Though the underlying problem would still remain: either make the motherboard deliver all the power we need (which, as @Assimilator pointed out, would make motherboards more expensive, even for those that do not need a discrete video card), or design yet another power connector that can jumpstart your car, yet can be easily inserted and not bigger than what we have today. It really feels like we're trying to mock physics in a way. The auto industry would like to have a word with you.
Intel tried with BTX but didnt fully commit. We already have the answer. The 8 pin is easy to manage, just make that into 12 or 16 pins. It was making the pins smaller and weaker that caused this whole issue. Point the cables towards the front of the case and let them rest on the GPU instead of being crammed into the side panel, like GPUs of old. That great and all, except such a design is proprietary. Not just the apple part, but having GPUs like that cooled by the chassis requires specific designs that dont work generation to generation, or brand to brand. See also: the trouble with MXM GPU swaps in old gaming laptops.
New designs are nice, but I dont want to sacrifice the ability to maintain or upgrade my hardware in the process.
On the PCI-SIG side, a revision a couple months later on what was supposed to be a established standard, after numerous cases of cables melting.
You sure are drinking the cool aid if you call this regular scheduled quality management improvements. More like damaged control after no quality control.

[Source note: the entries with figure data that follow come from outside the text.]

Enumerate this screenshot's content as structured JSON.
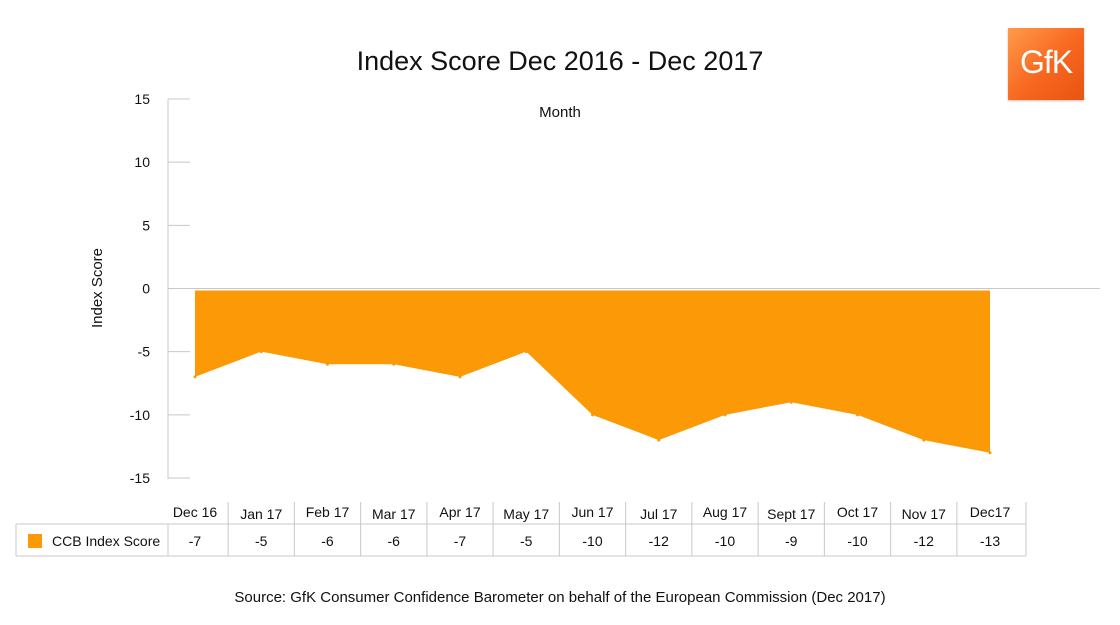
{
  "title": "Index Score Dec 2016 - Dec 2017",
  "logo_text": "GfK",
  "source": "Source: GfK Consumer Confidence Barometer on behalf of the European Commission (Dec 2017)",
  "colors": {
    "area": "#fb9a06",
    "axis": "#c8c8c8",
    "text": "#111111"
  },
  "chart_data": {
    "type": "area",
    "title": "Index Score Dec 2016 - Dec 2017",
    "xlabel": "Month",
    "ylabel": "Index Score",
    "ylim": [
      -15,
      15
    ],
    "yticks": [
      15,
      10,
      5,
      0,
      -5,
      -10,
      -15
    ],
    "grid": false,
    "categories": [
      "Dec 16",
      "Jan 17",
      "Feb 17",
      "Mar 17",
      "Apr 17",
      "May 17",
      "Jun 17",
      "Jul 17",
      "Aug 17",
      "Sept 17",
      "Oct 17",
      "Nov 17",
      "Dec17"
    ],
    "series": [
      {
        "name": "CCB Index Score",
        "values": [
          -7,
          -5,
          -6,
          -6,
          -7,
          -5,
          -10,
          -12,
          -10,
          -9,
          -10,
          -12,
          -13
        ],
        "table_labels": [
          "-7",
          "-5",
          "-6",
          "-6",
          "-7",
          "-5",
          "-10",
          "-12",
          "-10",
          "-9",
          "-10",
          "-12",
          "-13"
        ]
      }
    ]
  }
}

I want to know how these rated numbers are obtained. Do they contain the factor that the cards tend to additionally heat up the connectors, so the melting point becomes pretty easily reached?
I don't trust the "connector".
The pins area needs to be much more robust.
An electrical connection should fit tight and not work it's way out.
Both the nvidia adapter as well as my new Seasonic cable fit really snug and both have a pretty clear sounding click. The same, 12VHPWR isn't going anywhere. It will get updated, but it's here to stay.
Won't be surprised the next gen Intel GPUs will use it as wellz seeing this was Intel's idea after all. All NVIDIA did was design the sense chip and pins.
No it took weeks to find failures.
I'm tired of only seeing coupons and steam gift cards from certain retailers on certain models only like the MSI Ventus,
we need a price drop across the whole board.
(for those who don't know, the 4070 is getting this new power connector too).